The long-running roti shop has changed locations several times in Toronto over the years, but arrived at the Bloordale location in 2017. Pam’s reopened for takeout in late April, and has begin doing roti donations to front-line workers at local hospitals.
Since posting their call for help on Sunday, Pam’s has seen an outpouring of offers for help, including from local MP Marit Stiles, councillor Ana Bailao and MPP Julie Dzerowicz.
Singh’s plight is one echoed by numerous small businesses, who have found themselves at loggerheads with their landlords during the pandemic. The federal rent relief plan has come under fire from business owners, who say it doesn’t do enough to prompt landlords to sign on for the benefit.

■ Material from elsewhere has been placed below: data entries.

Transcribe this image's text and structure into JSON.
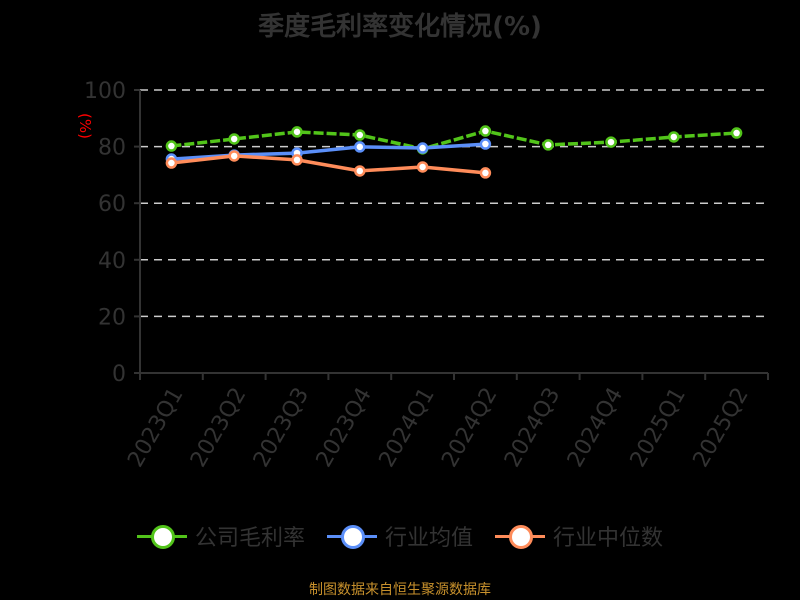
{
  "title": "季度毛利率变化情况(%)",
  "source": "制图数据来自恒生聚源数据库",
  "colors": {
    "company": "#52c41a",
    "average": "#5b8ff9",
    "median": "#ff8c5a",
    "axis": "#333333",
    "unit": "#ff0000",
    "grid": "#cccccc",
    "source": "#c8912c"
  },
  "legend": [
    {
      "label": "公司毛利率",
      "color": "#52c41a"
    },
    {
      "label": "行业均值",
      "color": "#5b8ff9"
    },
    {
      "label": "行业中位数",
      "color": "#ff8c5a"
    }
  ],
  "chart_data": {
    "type": "line",
    "title": "季度毛利率变化情况(%)",
    "xlabel": "",
    "ylabel": "(%)",
    "ylim": [
      0,
      100
    ],
    "yticks": [
      0,
      20,
      40,
      60,
      80,
      100
    ],
    "grid": true,
    "legend_position": "bottom",
    "categories": [
      "2023Q1",
      "2023Q2",
      "2023Q3",
      "2023Q4",
      "2024Q1",
      "2024Q2",
      "2024Q3",
      "2024Q4",
      "2025Q1",
      "2025Q2"
    ],
    "series": [
      {
        "name": "公司毛利率",
        "values": [
          80.2,
          82.7,
          85.2,
          84.1,
          79.2,
          85.5,
          80.6,
          81.6,
          83.4,
          84.8
        ]
      },
      {
        "name": "行业均值",
        "values": [
          75.6,
          77.0,
          77.7,
          79.9,
          79.5,
          80.9,
          null,
          null,
          null,
          null
        ]
      },
      {
        "name": "行业中位数",
        "values": [
          74.2,
          76.7,
          75.3,
          71.4,
          72.8,
          70.7,
          null,
          null,
          null,
          null
        ]
      }
    ]
  }
}
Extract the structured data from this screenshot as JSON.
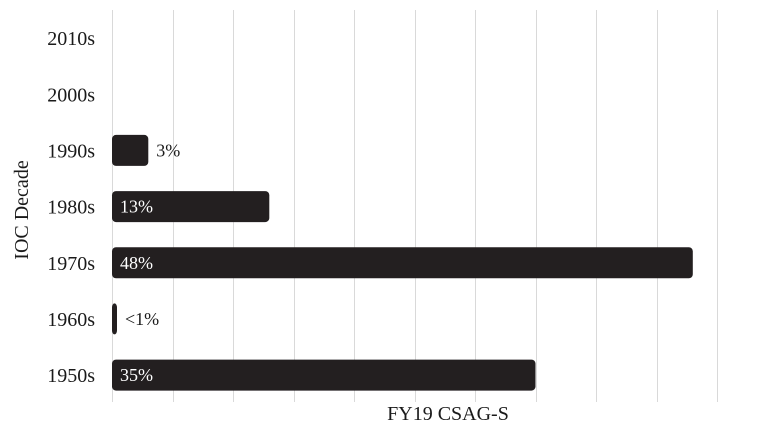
{
  "chart_data": {
    "type": "bar",
    "orientation": "horizontal",
    "title": "",
    "xlabel": "FY19 CSAG-S",
    "ylabel": "IOC Decade",
    "categories": [
      "2010s",
      "2000s",
      "1990s",
      "1980s",
      "1970s",
      "1960s",
      "1950s"
    ],
    "values": [
      0,
      0,
      3,
      13,
      48,
      0.4,
      35
    ],
    "data_labels": [
      "",
      "",
      "3%",
      "13%",
      "48%",
      "<1%",
      "35%"
    ],
    "xlim": [
      0,
      50
    ],
    "grid": true,
    "bar_color": "#231f20",
    "label_color_inside": "#ffffff",
    "label_color_outside": "#1a1a1a",
    "legend": "none"
  }
}
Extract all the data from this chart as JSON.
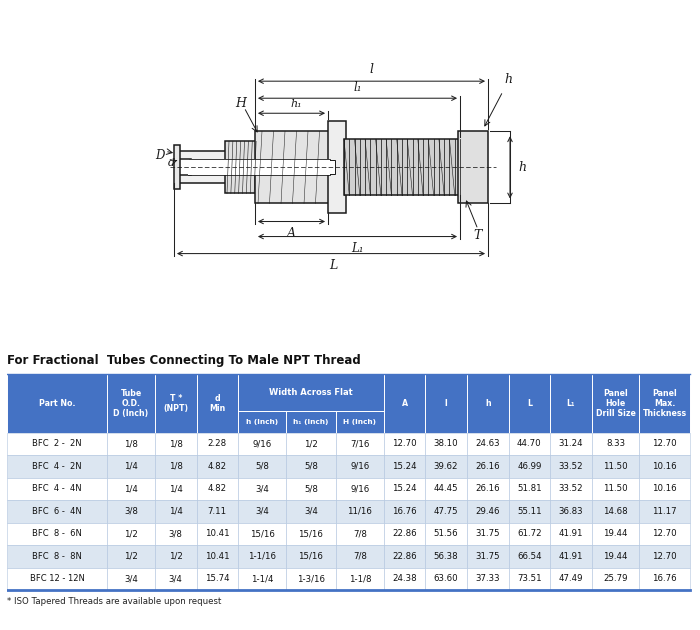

In April, a survey found that just one in five businesses expected they would receive rent relief under the CECRA. “Because participation in the program is voluntary for landlords, and they will still be expected to accept some losses under the program, there is mounting worry many will choose to ignore it, even if badly needed by their tenants,” Save Small Business, the coalition behind the survey, said in a statement.
A number of bars and restaurants have been locked out by landlords during the pandemic, and despite politicians calling for landlords and tenants to work together, no policies forbidding commercial evictions have emerged thus far.